The Six Nations Championship is the largest annual rugby tournament in Europe. The best six teams from our continent – England, France, Ireland, Wales, Scotland and Italy – will compete against one another for six weeks for the title of best European rugby nation.
For the first time, the Flemish people will be able to follow the entire tournament live on a Flemish TV channel – Play Sports – with Dutch commentary. Ideal for loyal fans or for anyone who wants to find out more about the sport. According to Mathias Rondou, Director of Rugby Vlaanderen, it is an important milestone in increasing the popularity of rugby in Flanders.
"The popularity of rugby in Flanders is systematically increasing, but we remain a small sport, of course, compared to football, cycling and hockey. We currently have 5,000 members affiliated with 30 clubs. Five years ago, there were only 3,500 rugby players, so we are definitely growing. Every time the sport is in the media or shown on TV, we notice an enormous boost in the number of members. After every World Cup, for example, we see our membership numbers rise exponentially. The fact that the Six Nations Championship will now be broadcast in full on Play Sports is very important.” Mathias Rondou, Director of Rugby Vlaanderen
John Porter, the CEO of Telenet, is a big rugby fan, and he is happy that the sport is enjoying greater visibility in Flanders.

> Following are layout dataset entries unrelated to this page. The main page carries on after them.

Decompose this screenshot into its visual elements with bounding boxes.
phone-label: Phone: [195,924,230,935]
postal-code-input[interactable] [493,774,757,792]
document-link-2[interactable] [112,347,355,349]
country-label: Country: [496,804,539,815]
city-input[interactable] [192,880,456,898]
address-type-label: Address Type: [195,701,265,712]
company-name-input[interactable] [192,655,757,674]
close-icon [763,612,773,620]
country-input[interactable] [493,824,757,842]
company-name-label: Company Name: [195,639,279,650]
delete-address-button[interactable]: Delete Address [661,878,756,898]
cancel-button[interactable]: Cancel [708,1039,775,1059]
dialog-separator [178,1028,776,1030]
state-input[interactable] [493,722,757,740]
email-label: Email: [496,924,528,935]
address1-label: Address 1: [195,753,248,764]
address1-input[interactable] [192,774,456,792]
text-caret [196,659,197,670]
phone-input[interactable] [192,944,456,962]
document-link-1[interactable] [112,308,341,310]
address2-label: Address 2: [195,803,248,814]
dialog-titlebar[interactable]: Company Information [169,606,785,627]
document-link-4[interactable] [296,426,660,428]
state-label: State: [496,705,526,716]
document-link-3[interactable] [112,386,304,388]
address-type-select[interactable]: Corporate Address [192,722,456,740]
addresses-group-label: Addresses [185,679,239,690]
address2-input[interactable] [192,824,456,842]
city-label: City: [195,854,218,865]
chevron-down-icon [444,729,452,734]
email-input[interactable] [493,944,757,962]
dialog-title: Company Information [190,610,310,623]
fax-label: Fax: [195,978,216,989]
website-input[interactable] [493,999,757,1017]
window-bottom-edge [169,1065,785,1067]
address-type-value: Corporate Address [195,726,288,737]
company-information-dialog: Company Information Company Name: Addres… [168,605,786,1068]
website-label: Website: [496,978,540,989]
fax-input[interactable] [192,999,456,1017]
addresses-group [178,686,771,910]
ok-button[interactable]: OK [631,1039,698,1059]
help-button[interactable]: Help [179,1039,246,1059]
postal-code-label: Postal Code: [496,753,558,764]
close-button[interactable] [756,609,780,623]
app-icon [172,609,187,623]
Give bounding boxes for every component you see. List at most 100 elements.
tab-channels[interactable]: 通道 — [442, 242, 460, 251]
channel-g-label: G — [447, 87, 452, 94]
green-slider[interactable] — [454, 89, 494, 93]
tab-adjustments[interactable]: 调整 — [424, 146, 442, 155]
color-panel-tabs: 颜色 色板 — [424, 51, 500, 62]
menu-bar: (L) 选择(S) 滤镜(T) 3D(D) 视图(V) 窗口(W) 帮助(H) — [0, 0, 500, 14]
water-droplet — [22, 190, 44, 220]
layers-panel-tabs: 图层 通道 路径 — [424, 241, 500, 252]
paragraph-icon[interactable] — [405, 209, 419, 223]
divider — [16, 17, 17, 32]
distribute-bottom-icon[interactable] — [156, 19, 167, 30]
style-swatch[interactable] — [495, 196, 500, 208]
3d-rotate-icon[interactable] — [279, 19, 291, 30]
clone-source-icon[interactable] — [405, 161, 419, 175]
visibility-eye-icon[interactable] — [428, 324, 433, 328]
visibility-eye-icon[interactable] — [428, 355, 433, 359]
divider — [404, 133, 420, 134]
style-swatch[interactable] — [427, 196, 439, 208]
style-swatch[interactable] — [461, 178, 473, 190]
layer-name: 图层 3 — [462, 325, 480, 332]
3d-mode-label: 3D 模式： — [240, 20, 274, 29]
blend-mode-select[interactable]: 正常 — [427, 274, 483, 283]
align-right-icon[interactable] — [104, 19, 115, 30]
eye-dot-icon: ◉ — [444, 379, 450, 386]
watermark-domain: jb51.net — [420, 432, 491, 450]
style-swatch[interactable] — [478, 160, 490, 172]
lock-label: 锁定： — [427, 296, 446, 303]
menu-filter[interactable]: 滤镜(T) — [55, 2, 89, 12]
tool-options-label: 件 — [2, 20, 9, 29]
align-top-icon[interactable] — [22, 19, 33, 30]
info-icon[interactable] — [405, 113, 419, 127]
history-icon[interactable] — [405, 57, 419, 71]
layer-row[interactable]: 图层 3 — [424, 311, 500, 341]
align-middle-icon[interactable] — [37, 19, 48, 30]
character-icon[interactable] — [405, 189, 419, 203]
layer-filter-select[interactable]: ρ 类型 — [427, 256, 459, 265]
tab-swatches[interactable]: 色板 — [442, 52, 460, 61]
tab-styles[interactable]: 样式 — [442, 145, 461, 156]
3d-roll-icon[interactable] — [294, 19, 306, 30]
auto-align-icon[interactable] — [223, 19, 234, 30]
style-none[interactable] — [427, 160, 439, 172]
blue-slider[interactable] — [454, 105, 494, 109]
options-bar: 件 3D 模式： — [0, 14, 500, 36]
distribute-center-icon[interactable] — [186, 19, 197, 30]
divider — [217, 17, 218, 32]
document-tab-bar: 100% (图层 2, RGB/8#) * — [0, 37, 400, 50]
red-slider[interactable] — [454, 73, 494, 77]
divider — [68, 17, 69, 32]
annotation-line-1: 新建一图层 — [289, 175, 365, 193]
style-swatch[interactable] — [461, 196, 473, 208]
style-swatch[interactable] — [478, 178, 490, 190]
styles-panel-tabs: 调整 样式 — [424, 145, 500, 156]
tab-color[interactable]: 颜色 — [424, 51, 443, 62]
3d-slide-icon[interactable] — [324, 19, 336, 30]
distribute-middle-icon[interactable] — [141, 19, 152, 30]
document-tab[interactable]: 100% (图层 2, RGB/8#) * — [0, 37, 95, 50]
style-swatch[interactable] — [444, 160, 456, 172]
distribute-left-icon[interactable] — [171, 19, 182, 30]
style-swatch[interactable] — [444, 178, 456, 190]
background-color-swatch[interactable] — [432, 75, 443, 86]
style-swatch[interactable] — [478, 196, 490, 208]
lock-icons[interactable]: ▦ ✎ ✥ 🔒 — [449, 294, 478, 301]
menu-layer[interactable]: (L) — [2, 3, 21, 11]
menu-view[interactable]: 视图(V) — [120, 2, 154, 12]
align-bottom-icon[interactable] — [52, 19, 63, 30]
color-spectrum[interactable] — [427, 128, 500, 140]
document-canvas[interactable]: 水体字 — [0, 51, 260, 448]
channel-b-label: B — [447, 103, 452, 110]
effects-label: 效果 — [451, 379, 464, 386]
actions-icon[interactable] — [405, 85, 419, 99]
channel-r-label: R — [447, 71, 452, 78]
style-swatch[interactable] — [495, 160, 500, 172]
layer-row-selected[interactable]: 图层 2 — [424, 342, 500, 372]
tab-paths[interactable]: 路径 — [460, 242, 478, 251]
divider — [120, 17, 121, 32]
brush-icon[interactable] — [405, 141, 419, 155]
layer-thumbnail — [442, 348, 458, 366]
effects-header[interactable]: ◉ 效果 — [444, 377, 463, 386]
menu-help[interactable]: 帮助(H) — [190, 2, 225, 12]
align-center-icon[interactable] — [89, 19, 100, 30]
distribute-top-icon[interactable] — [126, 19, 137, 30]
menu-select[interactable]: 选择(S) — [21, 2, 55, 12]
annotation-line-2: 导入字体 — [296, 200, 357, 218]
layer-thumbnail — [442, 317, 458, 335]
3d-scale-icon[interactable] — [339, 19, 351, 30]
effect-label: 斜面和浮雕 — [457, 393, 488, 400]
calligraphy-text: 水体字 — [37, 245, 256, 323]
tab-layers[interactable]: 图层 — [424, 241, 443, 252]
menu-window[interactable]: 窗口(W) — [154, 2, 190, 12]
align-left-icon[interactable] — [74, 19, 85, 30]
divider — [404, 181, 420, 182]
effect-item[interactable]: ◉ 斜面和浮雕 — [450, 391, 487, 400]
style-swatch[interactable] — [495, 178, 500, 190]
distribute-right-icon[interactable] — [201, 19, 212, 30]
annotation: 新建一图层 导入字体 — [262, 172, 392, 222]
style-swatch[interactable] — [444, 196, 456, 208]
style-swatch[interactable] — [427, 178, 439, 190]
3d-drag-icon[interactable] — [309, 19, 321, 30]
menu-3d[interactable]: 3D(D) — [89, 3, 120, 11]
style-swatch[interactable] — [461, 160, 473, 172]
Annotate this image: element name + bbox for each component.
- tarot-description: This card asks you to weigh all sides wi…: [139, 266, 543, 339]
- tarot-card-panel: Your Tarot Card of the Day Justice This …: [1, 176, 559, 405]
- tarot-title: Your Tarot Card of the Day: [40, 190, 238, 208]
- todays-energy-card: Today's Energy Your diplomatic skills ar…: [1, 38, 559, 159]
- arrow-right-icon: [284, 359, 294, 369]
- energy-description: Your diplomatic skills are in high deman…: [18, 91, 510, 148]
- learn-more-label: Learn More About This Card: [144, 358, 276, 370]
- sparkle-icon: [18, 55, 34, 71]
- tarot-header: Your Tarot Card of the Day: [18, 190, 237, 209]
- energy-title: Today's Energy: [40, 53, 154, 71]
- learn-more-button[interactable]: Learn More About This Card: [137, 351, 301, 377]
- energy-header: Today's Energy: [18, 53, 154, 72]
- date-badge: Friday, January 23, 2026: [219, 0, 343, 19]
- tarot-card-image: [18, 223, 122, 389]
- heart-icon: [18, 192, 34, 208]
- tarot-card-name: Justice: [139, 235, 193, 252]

“Our aim with Play Sports is to bring a variety of sports closer to the general public. Of course, the big football, basketball and cyclocross competitions are the most watched, but we think it is very important to regularly put the spotlight on other sports as well. Rugby is one of the most enjoyable sports in the world to televise. The matches are full of action. Respect and fair play are the highest good. You will hardly ever see players protesting a referee’s call. The mutual respect between the teams is also enormous. At the end of the match, the losers even make an honorary arch for the winners. So, I am not only a fan of the physical, powerful and fast actions, but also of the noble values that are part of rugby.” John Porter, CEO of Telenet
Exciting matches with spectators
This year’s Six Nations Championship Tournament promises to be extremely exciting. The Anglo-Saxon teams are very evenly matched and have all been in very good form in recent months. In addition, all of the countries are looking to test their abilities for the Rugby World Cup which will be held in France next year.
Another important thing for rugby fans to know: All tournament matches will be played in front of spectators and, of course, in compliance with the applicable corona regulations in each of the six organising countries. This way you can enjoy the atmosphere of the live matches right on your screen.
The first day of play (5 February starting at 3:10 p.m.) can be viewed by all Telenet customers on Play Sports Open (channel 11). The following match days can be viewed by subscribers on Play Sports (channel 200 or higher).
Rugby terms explained for the layman
Finally, it is probably best if the absolute rugby newbies try to memorise a few terms and rules of play before tuning into the Six Nations Championship.
Specifically, two teams of 15 players each meet on the pitch for a match that lasts 2 x 40 minutes, with a 10-minute break between halves. The goal is to reach the goal line with the ball, where points can be scored. One team runs with the ball, the other tries to prevent them from reaching the goal line.